Buildings can fall sick? If so, who treats them, doctors or architects? Is a sick building wheeled into some kind of vast amphitheatre, where a tall man in green overalls and mask pokes into its innards, all the while bullying a team of plumbers and masons and electricians into passing him the “No. 10 pliers, please” or “3/8 inch left threaded sprocket for outbound drain”?
Or does SBS refer to people getting sick of buildings?
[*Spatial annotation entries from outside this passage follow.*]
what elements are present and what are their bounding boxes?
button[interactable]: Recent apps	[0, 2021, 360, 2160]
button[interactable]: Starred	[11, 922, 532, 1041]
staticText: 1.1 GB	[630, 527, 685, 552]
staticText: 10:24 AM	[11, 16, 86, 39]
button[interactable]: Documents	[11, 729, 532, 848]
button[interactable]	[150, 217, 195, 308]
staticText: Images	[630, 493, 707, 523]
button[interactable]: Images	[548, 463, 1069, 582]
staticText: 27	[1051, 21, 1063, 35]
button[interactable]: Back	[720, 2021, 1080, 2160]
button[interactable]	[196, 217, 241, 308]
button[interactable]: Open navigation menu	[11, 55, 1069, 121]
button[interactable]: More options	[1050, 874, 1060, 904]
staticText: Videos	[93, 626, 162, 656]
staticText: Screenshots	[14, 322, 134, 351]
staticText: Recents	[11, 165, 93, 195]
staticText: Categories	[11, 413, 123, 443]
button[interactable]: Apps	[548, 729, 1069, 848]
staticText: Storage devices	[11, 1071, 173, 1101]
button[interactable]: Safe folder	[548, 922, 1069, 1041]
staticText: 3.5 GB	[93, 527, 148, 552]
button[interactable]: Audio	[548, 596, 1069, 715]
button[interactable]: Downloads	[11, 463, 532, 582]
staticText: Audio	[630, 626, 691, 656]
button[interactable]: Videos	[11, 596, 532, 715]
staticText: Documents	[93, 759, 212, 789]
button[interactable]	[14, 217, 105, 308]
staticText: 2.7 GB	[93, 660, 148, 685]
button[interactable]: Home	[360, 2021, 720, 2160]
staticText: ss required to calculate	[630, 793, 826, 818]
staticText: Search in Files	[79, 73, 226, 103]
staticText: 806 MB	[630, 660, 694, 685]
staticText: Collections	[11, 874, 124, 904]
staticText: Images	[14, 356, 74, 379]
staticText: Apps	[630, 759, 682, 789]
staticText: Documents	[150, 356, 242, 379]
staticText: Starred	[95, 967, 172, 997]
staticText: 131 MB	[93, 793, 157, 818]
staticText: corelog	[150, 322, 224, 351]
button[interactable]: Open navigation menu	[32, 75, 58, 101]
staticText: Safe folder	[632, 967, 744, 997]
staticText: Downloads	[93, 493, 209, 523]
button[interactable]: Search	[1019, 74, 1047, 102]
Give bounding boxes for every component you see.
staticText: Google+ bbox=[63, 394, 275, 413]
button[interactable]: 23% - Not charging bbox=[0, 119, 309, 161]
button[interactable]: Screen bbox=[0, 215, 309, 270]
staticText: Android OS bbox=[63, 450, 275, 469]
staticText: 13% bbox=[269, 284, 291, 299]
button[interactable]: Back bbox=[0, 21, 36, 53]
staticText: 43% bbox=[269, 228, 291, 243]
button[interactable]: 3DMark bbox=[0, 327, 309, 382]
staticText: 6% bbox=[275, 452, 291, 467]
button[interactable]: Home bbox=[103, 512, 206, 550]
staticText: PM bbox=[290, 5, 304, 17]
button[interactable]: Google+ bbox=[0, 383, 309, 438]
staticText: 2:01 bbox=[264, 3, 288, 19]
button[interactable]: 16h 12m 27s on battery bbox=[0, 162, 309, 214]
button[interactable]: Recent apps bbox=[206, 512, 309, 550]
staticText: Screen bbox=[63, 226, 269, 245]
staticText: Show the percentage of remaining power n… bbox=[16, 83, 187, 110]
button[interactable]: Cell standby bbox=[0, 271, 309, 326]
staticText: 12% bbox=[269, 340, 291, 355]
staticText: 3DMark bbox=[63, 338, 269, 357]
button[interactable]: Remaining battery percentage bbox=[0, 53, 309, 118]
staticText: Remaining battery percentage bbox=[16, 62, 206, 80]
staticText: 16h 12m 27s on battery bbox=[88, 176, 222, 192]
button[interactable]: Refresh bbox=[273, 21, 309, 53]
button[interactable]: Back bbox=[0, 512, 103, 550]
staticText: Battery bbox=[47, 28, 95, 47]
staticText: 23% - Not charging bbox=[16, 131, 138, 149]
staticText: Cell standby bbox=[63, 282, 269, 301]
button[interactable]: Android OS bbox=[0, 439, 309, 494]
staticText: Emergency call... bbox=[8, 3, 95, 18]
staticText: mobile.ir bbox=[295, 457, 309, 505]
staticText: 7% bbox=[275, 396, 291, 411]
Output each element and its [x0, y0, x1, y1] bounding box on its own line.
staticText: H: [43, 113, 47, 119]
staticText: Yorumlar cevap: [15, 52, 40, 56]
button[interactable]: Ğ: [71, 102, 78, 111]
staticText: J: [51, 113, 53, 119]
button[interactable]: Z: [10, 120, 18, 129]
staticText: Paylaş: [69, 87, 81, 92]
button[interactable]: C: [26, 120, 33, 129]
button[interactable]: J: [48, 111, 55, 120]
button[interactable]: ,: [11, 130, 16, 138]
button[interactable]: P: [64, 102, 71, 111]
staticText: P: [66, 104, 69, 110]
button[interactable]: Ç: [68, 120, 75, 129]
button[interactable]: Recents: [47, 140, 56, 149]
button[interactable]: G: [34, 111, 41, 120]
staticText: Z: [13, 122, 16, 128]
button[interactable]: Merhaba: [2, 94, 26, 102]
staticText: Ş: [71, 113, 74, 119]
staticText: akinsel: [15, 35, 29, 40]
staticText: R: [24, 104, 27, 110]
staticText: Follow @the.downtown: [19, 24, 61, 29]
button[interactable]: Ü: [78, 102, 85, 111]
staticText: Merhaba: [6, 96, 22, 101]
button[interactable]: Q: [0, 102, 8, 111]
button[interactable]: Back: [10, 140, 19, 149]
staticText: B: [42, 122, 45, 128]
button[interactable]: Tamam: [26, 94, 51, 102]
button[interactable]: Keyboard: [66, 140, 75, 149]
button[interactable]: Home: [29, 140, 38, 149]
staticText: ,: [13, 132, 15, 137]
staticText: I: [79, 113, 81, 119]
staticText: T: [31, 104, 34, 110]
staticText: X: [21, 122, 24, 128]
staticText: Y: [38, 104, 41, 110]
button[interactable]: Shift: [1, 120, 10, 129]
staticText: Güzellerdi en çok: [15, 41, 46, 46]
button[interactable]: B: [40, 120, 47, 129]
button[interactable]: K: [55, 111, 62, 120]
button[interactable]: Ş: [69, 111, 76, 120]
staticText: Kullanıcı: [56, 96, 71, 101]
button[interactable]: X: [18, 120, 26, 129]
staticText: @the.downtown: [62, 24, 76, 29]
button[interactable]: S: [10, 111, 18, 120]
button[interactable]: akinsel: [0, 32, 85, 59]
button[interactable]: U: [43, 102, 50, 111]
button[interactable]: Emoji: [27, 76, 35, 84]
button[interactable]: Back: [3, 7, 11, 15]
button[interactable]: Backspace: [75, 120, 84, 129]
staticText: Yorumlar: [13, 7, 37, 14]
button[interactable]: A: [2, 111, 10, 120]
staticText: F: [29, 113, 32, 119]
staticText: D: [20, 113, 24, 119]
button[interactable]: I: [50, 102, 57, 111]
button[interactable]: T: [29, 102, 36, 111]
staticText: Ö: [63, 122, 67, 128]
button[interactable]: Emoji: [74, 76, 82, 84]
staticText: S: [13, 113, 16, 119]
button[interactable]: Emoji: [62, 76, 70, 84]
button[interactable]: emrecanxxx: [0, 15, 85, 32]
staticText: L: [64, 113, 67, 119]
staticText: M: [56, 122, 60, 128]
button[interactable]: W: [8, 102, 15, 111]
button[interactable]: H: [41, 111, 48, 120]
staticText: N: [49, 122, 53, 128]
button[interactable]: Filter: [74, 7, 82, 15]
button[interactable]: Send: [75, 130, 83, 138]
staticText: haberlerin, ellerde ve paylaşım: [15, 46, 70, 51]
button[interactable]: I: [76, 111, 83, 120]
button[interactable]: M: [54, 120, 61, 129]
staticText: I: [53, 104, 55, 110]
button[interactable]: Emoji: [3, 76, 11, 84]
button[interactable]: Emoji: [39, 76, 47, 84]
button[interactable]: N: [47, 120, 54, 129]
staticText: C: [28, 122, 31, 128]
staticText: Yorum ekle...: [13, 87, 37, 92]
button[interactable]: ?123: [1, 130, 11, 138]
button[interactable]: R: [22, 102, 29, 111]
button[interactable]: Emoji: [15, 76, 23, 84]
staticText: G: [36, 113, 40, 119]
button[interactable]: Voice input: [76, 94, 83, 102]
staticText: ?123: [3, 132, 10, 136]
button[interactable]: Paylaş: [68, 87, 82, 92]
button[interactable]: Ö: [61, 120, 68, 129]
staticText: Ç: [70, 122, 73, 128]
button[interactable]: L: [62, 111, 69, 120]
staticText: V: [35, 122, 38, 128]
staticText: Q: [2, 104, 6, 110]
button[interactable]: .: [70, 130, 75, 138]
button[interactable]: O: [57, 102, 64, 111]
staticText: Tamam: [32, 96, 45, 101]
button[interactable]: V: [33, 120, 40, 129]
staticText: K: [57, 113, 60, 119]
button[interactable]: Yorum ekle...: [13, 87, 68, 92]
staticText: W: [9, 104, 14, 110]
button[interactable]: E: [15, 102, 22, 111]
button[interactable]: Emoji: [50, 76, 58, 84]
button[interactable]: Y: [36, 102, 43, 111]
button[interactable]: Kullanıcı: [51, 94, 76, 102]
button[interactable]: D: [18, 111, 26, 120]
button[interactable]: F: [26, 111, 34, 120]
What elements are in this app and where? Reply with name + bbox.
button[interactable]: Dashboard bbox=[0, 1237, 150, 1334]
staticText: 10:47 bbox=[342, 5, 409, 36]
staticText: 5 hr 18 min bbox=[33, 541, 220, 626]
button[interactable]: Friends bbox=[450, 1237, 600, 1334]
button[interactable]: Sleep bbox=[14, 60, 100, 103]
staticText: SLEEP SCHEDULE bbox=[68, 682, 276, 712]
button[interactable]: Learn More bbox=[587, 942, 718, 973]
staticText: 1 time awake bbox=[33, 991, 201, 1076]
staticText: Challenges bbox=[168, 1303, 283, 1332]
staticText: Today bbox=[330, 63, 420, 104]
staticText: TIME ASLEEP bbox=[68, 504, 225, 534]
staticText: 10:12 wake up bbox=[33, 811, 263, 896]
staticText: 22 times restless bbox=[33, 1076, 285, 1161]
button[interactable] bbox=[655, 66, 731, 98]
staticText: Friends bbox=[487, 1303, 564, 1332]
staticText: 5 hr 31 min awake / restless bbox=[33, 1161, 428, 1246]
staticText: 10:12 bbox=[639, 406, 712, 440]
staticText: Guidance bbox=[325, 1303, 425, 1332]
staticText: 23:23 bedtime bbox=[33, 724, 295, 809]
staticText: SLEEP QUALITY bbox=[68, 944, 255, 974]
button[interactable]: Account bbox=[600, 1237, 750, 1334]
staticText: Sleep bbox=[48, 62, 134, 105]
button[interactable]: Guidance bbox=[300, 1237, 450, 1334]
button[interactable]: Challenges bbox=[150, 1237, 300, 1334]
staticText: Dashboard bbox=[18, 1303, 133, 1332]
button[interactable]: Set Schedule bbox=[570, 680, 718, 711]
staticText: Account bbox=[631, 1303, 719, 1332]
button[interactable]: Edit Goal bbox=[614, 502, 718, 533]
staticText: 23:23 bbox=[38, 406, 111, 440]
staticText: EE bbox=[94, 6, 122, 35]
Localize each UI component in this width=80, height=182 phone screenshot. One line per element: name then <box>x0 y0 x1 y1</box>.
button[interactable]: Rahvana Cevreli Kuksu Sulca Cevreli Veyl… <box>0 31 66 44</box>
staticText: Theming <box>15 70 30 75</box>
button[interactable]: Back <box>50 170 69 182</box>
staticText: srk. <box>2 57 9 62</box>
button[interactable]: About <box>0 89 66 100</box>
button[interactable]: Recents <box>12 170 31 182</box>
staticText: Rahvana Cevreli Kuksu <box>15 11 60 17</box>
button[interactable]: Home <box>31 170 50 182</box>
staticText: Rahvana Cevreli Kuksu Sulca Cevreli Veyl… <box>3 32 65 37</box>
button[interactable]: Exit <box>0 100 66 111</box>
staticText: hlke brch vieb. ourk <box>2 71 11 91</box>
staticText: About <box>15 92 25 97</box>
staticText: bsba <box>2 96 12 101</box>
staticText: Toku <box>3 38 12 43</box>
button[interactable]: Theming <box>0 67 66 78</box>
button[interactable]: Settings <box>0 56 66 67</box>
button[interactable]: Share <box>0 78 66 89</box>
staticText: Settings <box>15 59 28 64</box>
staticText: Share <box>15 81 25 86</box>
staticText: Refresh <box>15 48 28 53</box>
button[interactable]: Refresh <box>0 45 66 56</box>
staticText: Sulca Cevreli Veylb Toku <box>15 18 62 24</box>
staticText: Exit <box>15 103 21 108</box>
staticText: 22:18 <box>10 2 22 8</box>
If so, there is only one place on earth the term could have originated – Chapin Apartments in the State University of New York at Stony Brook, known on campus (for obvious reasons) as the Peoples’ Republic of Chapin . Units in this lovely complex of semi-detached (you can’t always hear the couple in the next apartment fighting over birth control) town houses (grad students’ version, glorified slum) each with a view (see below!), are available at very reasonable rents ($650 for a shared apartment, out of a stipend of $1050 which is about $900 after taxes, how do we pay for the trips to the micro-brew?!).
The view, ah the view! Out of the window of my room, I had this scenic panorama. Of an overflowing garbage vat. Right outside our front door. Wunnerful!
And when we stepped out in the morning, we had this glorious view of the second ugliest building in the entire Northern Hemisphere (referred on appeal for the top ranking, the jury’s still out on that one), the Stony Brook University Hospital. Which started out as a standard ’60s style government building eyesore, till somewhere down the road the Flash Gordon crew butted in with a request for a “really really shit ugly space-port”. And THEN they had a ‘moment’ that may have inspired George Lucas for the Darth Vader look. And after that they chose the most treeless spot in 1800 acres to put it up.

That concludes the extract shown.